Iowa’s premier grindcore/mathcore/screamo ensemble Closet Witch compiled their full discography together into one conveniently compressed Bandcamp page at the beginning of April. The band’s complete catalog, consisting of 44 tracks, ranges from songs that bear a fuller, more detailed sound characteristic of more professional studio-recording environments, to tracks clearly marked with [DEMO] that, paradoxically, end up hitting just as hard despite their cruder recording origins. That really boils down to the fact that grindcore packs just as much of a punch whether it’s presented in glistening full-studio detail or tossed into your face as a decaying auditory artifact that you discovered on some old cassette tape. The band’s compositions themselves are the stars here, no matter what kind of production they reach us through.
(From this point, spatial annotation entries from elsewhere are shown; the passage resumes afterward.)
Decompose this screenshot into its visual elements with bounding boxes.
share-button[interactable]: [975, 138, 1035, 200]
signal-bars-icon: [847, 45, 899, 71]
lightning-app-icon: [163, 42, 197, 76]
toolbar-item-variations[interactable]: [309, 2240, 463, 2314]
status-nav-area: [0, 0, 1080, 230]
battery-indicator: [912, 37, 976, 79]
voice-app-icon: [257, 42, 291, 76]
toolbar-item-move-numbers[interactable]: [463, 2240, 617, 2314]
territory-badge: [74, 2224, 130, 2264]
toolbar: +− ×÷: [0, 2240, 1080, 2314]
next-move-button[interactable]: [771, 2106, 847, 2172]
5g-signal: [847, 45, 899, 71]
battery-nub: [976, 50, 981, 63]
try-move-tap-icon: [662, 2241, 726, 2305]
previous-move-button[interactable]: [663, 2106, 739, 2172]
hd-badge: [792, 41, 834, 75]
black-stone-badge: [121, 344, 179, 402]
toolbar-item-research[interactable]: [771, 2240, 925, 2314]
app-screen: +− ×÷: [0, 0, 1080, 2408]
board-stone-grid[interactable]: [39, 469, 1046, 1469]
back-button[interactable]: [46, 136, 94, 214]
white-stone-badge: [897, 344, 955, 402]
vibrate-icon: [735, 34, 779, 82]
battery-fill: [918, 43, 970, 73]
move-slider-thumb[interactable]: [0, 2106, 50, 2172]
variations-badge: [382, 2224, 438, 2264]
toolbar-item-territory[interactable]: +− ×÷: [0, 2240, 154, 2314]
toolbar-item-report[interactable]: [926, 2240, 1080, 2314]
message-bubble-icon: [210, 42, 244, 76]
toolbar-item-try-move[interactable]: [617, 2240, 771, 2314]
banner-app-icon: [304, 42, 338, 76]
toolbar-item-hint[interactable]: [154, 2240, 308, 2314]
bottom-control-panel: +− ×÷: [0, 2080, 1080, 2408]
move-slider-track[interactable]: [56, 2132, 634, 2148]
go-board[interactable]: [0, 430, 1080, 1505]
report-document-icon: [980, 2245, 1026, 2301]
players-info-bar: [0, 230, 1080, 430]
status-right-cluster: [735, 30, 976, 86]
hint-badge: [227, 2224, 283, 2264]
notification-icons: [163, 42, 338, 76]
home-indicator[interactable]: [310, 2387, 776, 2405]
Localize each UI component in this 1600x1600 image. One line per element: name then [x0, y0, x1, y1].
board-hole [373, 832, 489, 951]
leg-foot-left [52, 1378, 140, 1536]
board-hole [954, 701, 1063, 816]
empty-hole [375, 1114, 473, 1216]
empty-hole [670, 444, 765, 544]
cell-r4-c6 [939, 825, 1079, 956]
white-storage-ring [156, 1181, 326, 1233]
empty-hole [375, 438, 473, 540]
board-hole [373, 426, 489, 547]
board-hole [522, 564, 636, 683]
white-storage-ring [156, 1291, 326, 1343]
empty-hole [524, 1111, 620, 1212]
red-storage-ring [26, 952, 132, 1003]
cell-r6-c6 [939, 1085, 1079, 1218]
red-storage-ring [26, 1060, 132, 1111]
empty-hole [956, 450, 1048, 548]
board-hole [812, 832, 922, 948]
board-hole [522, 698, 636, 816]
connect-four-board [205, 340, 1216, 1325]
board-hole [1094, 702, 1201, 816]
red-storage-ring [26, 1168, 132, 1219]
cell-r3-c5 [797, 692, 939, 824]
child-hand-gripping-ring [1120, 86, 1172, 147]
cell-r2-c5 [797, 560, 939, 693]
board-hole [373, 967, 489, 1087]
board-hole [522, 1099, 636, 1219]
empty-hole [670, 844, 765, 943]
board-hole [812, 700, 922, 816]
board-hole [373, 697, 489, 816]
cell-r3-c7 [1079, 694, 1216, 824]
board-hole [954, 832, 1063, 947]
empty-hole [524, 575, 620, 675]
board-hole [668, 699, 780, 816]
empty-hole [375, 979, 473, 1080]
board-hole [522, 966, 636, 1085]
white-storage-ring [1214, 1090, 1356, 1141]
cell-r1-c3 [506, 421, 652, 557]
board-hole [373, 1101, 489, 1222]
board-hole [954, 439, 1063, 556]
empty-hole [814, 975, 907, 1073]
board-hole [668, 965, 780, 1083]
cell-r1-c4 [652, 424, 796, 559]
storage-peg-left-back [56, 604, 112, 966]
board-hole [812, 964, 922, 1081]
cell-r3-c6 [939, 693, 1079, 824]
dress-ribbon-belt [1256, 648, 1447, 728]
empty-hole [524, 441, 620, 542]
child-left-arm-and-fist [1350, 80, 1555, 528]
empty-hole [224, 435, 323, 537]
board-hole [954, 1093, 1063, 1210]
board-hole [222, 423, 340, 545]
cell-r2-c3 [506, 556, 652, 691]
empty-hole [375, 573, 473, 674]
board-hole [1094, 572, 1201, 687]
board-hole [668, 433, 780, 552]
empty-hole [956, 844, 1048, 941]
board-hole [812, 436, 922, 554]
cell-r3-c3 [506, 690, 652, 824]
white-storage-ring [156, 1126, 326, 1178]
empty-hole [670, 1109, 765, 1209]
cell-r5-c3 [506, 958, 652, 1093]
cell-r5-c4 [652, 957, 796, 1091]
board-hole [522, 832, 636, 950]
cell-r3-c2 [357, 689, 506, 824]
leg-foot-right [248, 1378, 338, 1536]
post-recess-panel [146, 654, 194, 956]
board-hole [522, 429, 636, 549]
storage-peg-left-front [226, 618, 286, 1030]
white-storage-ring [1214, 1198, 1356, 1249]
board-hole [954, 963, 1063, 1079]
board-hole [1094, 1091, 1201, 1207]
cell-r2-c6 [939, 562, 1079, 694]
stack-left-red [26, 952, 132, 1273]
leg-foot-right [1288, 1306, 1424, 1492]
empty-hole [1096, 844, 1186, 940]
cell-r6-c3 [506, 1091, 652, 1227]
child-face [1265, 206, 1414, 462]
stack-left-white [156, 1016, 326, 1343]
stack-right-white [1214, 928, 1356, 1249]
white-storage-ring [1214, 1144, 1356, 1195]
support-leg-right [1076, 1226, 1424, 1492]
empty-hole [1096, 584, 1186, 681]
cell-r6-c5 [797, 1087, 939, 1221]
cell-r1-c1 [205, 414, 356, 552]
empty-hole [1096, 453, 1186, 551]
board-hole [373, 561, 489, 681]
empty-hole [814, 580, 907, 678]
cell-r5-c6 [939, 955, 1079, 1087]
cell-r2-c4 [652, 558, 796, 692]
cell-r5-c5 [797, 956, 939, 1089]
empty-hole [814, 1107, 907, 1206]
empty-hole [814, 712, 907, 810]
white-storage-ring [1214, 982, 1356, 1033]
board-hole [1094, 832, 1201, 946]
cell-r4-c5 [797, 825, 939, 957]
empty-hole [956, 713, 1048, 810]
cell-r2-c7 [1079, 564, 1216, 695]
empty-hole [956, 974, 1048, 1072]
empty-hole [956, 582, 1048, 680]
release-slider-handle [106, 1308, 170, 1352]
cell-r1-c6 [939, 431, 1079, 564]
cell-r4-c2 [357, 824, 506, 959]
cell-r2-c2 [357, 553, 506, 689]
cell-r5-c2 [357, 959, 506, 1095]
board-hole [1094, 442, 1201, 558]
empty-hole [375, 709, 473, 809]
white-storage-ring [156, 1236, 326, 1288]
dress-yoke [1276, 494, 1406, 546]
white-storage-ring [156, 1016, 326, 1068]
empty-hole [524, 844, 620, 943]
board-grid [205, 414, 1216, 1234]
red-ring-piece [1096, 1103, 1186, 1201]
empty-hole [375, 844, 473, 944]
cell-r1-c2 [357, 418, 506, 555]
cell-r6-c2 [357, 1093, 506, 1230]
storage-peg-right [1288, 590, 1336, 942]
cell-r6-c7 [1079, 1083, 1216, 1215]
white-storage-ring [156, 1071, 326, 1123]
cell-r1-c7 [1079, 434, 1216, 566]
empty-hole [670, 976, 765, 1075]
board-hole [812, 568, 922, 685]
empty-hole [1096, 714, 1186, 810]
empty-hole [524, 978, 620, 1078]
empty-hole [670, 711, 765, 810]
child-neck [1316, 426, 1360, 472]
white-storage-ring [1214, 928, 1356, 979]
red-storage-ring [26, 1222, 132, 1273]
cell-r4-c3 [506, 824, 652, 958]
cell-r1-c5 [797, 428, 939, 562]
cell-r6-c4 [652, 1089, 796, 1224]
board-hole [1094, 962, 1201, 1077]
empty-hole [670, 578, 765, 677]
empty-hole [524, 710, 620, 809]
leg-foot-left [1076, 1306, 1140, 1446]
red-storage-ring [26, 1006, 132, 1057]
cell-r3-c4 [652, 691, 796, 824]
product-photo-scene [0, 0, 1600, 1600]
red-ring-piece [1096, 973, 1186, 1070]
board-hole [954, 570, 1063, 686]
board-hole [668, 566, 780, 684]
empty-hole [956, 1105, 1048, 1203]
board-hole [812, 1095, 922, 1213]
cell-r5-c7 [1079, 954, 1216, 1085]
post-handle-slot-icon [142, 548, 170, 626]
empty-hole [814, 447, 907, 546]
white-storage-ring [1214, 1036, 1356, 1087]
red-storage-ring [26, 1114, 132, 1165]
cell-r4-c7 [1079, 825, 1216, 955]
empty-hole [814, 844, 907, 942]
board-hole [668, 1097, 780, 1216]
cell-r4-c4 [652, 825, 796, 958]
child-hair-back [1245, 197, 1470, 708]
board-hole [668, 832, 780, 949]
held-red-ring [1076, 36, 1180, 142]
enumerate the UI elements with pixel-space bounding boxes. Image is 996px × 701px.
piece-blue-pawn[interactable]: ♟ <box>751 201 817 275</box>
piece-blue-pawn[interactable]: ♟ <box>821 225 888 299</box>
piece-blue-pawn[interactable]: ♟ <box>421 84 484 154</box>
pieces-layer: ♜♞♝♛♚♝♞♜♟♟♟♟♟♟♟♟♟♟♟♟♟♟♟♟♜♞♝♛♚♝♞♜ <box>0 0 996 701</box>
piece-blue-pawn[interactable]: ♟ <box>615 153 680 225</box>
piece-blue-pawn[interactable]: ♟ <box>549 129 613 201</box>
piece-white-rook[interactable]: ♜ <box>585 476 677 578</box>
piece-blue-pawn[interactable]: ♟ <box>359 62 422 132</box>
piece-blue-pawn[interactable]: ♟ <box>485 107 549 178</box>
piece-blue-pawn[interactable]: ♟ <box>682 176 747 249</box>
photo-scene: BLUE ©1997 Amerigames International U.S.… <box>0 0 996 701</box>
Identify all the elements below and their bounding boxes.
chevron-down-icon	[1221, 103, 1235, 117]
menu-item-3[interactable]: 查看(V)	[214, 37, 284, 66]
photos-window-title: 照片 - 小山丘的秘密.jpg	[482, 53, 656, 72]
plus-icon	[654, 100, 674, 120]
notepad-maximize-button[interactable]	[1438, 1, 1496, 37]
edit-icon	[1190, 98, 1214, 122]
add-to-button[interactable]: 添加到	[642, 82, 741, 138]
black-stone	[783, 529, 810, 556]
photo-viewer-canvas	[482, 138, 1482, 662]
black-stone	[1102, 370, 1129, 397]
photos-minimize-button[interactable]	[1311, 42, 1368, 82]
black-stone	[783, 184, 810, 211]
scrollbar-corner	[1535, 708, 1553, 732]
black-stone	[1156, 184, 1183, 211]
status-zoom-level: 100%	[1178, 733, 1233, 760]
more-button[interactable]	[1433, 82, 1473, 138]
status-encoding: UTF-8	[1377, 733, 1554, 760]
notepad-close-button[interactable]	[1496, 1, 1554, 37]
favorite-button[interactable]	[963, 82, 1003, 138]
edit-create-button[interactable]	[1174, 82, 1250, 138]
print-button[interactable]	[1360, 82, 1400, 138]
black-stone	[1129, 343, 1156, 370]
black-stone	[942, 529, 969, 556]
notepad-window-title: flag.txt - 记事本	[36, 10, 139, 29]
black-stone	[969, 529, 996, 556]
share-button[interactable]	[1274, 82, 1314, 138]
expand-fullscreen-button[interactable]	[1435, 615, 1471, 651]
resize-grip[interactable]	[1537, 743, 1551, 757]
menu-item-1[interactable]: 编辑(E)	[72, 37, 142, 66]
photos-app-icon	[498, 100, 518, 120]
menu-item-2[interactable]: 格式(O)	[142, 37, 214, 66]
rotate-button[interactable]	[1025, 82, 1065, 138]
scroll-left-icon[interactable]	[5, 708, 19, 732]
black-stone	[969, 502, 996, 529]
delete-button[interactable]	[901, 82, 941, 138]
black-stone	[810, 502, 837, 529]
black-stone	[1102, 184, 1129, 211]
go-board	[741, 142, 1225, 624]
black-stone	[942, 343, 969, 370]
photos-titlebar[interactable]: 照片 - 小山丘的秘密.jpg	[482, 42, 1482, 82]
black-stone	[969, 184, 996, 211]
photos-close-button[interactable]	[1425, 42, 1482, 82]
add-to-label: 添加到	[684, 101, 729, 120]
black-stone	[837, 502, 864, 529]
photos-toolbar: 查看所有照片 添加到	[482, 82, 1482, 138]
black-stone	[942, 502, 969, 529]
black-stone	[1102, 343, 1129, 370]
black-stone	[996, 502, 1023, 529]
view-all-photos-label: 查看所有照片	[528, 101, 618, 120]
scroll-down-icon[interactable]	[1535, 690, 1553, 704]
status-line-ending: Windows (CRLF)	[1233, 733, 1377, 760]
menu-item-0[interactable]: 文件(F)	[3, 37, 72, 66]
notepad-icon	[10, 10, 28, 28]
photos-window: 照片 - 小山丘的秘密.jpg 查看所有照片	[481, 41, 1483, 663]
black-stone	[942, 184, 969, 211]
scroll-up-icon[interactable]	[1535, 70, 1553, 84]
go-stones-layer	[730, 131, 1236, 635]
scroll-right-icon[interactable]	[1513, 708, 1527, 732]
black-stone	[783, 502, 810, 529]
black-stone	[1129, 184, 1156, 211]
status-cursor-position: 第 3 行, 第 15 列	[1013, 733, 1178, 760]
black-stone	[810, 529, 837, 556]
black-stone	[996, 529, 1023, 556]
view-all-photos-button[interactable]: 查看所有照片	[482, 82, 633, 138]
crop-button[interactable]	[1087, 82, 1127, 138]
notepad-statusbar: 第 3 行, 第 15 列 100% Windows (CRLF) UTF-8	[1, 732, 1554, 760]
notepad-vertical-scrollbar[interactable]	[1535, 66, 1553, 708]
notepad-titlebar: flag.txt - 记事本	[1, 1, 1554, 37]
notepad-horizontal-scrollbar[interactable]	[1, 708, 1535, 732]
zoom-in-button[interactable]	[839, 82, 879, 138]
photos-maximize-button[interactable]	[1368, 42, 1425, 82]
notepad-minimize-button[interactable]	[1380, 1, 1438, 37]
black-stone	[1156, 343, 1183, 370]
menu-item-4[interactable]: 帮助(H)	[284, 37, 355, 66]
ClosetWitch.bandcamp.com/album/complete-discography
Open up the discography and you find yourself staring down dozens of bite-sized sessions of unrelenting distorted guitar shred, pummeling drum performances, and singer Mollie Piatetsky’s fierce howls, many of which clock in at under a minute. If such a prospect seems too daunting for you, abandon all hope and run for the hills – Closet Witch probably won’t have much to offer you. For those of us raised on such groups as Napalm Death, Pig Destroyer, and Dying Fetus, the band proves to be a revelation.
Like all great grindcore bands, Closet Witch knows how to cram a dense narrative into a tiny shell, and speed through their compositions at breakneck tempos that allow enough room to flow through three or four discrete riffs or breakdowns per track. Grindcore bands practice the art of absolute economy, workshopping frenetic riffs that will often only appear once in the track, for a grand total of maybe five seconds, before getting subsumed back into the chaos of whatever riff comes next.
This philosophy of composition plays out as the complete opposite of traditional pop songwriting, which makes the most of repetition and the dopamine rush that comes when the chorus loops back around. Though some Closet Witch songs do have refrains that they return to, more often then not we find them jettisoning idea after idea into our face, as if to say, “Yeah, we have plenty of riffs in our arsenal, but we’re not gonna give you the pleasure of repeating any of them more than once.” It’s a beautifully sadistic form of song structuring, where the thrills come fast and never return.
This would be a problem if the band didn’t, in fact, have an endless supply of ideas to blast us with. Their riffs vary from downtuned and dissonant bursts of guitar crunch, to more legible thrash metal speed runs, to chugging hardcore breakdowns animated by the classic D-beat drum patterns where the snare hits on every other beat, as if to get the pit riled up enough to jump on stage with them. Some of the band’s most effective moments emerge when guitarist Alex Crist stretches out into a strain of sizzling, almost rockabilly-adjacent style of guitar performance where traces of blues tonality and countrified attitude emerge, similar to the playing style of Converge’s guitarist (and prolific metal producer) Kurt Ballou.
But Closet Witch’s Complete Discography doesn’t only contain savage grindcore. The collection also finds room for some welcome divergences into more contemplative or subdued territories. “Solar Lullaby” sounds like a lost track by post-metal legends such as Neurosis with its tom-heavy rhythms and smeared walls of atmospheric guitar textures. “Rule by Bacon,” clocking in at a relatively marathon-like three minutes and 40 seconds, also veers closer to the textural post-metal/post-hardcore style, letting up on the tempo for a while and letting the band fall away at moments to showcase isolated passages of yearning guitar wails.
When a more legible minor-key guitar melody shows after the brutal intro of “Secane,” and continues to hang over the track as a lovely and mournful counterweight to the band’s scuzzy riffing, we see a more nuanced side of the band’s arrangement, and understand the extent to which they have full control of the emotions conveyed by their often overwhelming music. Another anomaly hits with “Love, From ...” a somber piano ballad/ambient collage of spoken-word voices totally devoid of any metal elements. The voice in the right channel reads a heartwrenching text paying tribute to their family and friends, while the voice in the middle channel straight up sobs and laments having to go through whatever they’re going through. The track, which lands in the final quarter of the complete collection, provides a welcome reprieve from the band’s assault, and shows a totally new side to their craft, but ends up being no less emotionally affecting.